資産運用会社も無料化チキンレース? まだ残る3つの収益源(2/2 ページ)

» 2020年03月04日 07時00分 公開
[斎藤健二ITmedia]
前のページへ 1|2       

アセットマネジメントビジネスに残る、3つの収益源

 ただし、アセットマネジメント自体にも、まだ一部に収益源は残ると大原氏は見る。

 1つは「コミュニティ戦略」だ。カリスマ性のあるファンドマネージャーの下、同じビジョンを共有する利用者を集めることで収益源とする。
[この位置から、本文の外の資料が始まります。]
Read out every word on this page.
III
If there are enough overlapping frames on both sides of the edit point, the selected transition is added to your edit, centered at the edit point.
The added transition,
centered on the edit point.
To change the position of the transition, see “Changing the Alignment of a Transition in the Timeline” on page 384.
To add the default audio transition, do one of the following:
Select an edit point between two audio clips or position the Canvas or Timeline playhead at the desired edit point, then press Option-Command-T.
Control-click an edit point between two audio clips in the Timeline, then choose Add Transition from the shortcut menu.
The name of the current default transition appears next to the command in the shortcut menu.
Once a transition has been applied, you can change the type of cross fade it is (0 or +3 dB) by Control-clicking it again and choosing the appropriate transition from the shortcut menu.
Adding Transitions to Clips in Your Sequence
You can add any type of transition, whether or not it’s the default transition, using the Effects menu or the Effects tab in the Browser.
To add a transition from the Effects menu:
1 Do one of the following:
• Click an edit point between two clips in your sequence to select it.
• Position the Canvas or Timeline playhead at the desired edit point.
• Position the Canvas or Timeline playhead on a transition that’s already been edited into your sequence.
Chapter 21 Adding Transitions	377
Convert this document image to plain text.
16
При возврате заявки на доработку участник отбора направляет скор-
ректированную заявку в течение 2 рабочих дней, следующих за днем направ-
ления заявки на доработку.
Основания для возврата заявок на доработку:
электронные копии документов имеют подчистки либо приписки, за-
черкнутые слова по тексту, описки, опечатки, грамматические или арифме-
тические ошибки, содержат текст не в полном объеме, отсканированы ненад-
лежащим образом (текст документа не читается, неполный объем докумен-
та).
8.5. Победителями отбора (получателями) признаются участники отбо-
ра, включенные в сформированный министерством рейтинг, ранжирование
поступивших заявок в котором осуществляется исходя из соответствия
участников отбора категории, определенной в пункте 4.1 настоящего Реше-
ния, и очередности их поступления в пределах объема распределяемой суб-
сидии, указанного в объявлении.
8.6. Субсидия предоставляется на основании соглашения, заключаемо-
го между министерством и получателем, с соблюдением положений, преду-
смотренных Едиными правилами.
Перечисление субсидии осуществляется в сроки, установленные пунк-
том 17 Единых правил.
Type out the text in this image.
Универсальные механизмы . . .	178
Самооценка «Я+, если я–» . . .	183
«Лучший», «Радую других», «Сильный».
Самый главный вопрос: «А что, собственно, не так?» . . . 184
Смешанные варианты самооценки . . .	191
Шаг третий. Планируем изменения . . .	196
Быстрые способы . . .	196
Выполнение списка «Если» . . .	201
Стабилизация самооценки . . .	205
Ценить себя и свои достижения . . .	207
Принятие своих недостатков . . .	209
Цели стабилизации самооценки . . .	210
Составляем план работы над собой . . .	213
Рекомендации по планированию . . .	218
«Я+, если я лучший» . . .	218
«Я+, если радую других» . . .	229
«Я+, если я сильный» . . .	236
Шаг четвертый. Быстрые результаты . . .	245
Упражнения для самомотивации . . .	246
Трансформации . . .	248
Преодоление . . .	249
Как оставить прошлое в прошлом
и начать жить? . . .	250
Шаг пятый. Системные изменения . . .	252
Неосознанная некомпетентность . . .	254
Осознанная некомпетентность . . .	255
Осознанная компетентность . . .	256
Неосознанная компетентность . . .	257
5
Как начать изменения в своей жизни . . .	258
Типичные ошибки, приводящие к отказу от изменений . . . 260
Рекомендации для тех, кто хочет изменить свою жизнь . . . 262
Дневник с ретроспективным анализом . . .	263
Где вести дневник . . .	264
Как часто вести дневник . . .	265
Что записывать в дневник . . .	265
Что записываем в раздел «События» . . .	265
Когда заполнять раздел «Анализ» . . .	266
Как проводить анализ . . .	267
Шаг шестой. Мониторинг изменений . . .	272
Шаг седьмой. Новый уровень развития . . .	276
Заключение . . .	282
ひふみ投信やセゾン投信などは、著名な社長の理念に共感する人たちの資金を集めている。

 2つ目は「プライベートアセットの取り込み」だ。未公開株などプライベート・エクイティは、機関投資家やベンチャーキャピタル(VC)からの出資が主で、一般投資家が投資する方法はほとんどなかった。ところが米国では、上場株式に非上場株式も加えたクロスオーバー投資という手法を取った投資信託が登場してきている。ここでなければ買えないという投資先を用意することで、収益を確保する方法だ。

 3つ目は「投資一任契約のプラットフォームを提供」する方法だ。提案やアドバイスはIFA(独立系フィナンシャルアドバイザー)や地銀などに行ってもらい、投資一任契約の受け皿となることで総合的な収益を確保する。ただし、自社の投信だけを提案するのでは有用なプラットフォームとはなり得ず、他社の商品も扱う必要があるだろうと大原氏は指摘する。

 いくつかの方法はあるが、コミュニティ戦略やプライベートアセットは規模の拡大が難しく、大規模な運用会社が取り得る戦略は限られるだろう。